The firm made the call on Canada on Tuesday in its Daily Observations note, which is often cited as required reading for other large money managers and policy makers. It could not be immediately contacted for further comment.

Bridgewater says that "for more than a decade major global macro pressures have benefited Canada on an absolute basis and relative to the U.S.," but those conditions "have now left the Canadian economy unbalanced and at significant risk for the next decade."

The hedge fund firm says Canada's commodity-dependent economy is in trouble because

it is "one of the highest cost producers" meaning that capital investment by energy producers will go to lower cost countries.

"The rest of the Canadian manufacturing economy has been hollowed out to a significant degree due to years of underinvestment, as the commodity-driven surge in the currency made other industries unprofitable," the note says.

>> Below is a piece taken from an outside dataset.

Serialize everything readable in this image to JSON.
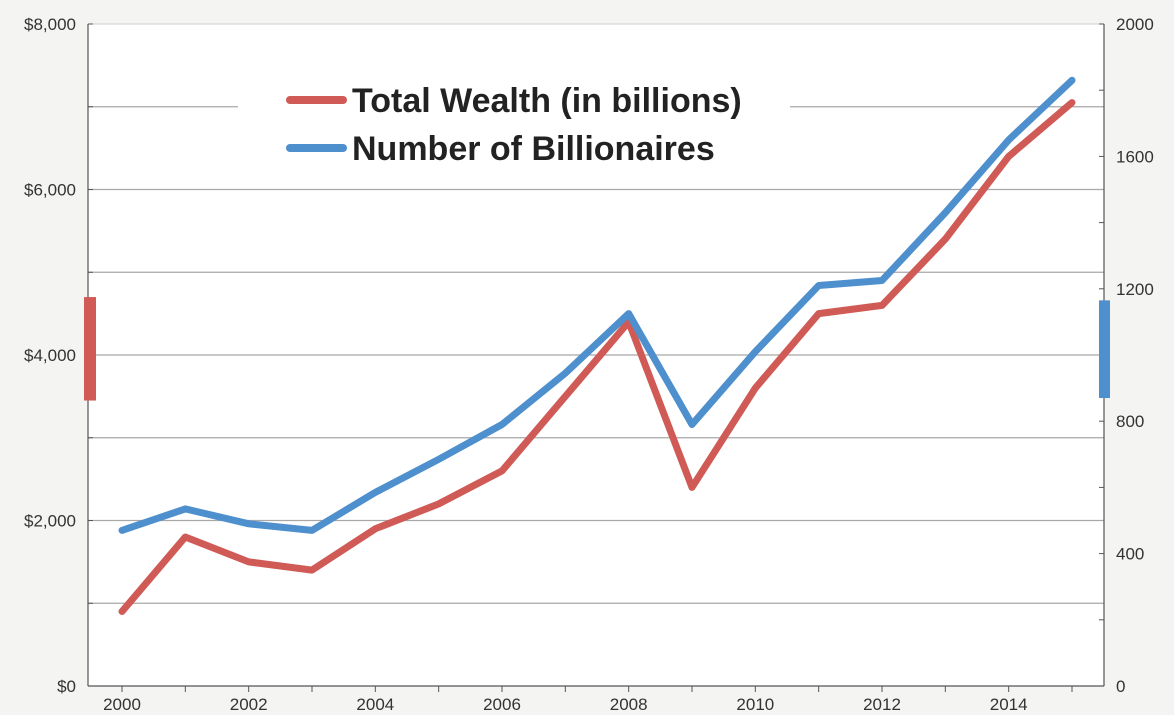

In addition, there is the continuing concern about Canadian households' high debt levels, and the box that puts the central bank in.

The economy might require further stimulus in the form of interest rate cuts, but lower rates would feed the housing market and borrowing by overburdened consumers.

"Therefore, our likely outlook for Canada is a lagging economy that is just beginning a needed de-leveraging in order to re-balance," the note says.

That stance may have significant implications for Canadian investment flows because Bridgewater and Mr. Dalio are carefully watched for their takes on global trends. Many macro hedge funds are already positioned to take advantage of a decline in Canada's fortunes. That's reflected in the pressure on the Canadian dollar, which is likely to remain a focus as hedge funds have bet hard that it is going to fall in 2014. (See this Reuters post on trader positioning and this item that cites a short Canada position from Caxton in its macro fund.)

"Ray Dalio holds respected views and the size of the fund is significant, especially in a small market like Canada, so it matters," said Camilla Sutton, chief foreign exchange strategist at Bank of Nova Scotia.

However, the fact that the Bridgewater view is largely in line with the widely held take on Canada should dampen the effect.

"It might matter more if this was an off-consensus view."

Bridgewater is correct that the economy is likely to trail growth in the U.S. over the next couple of years, Ms. Sutton said. Housing prices and household debt are also risks.

However, Ms. Sutton points out that there are reasons to be more optimistic than Bridgewater, including the potential for the U.S. recovery to pull Canada along with it by driving exports.

"A decade is a long time when Canada is rich in natural resources and attached to a U.S. recovery," she said.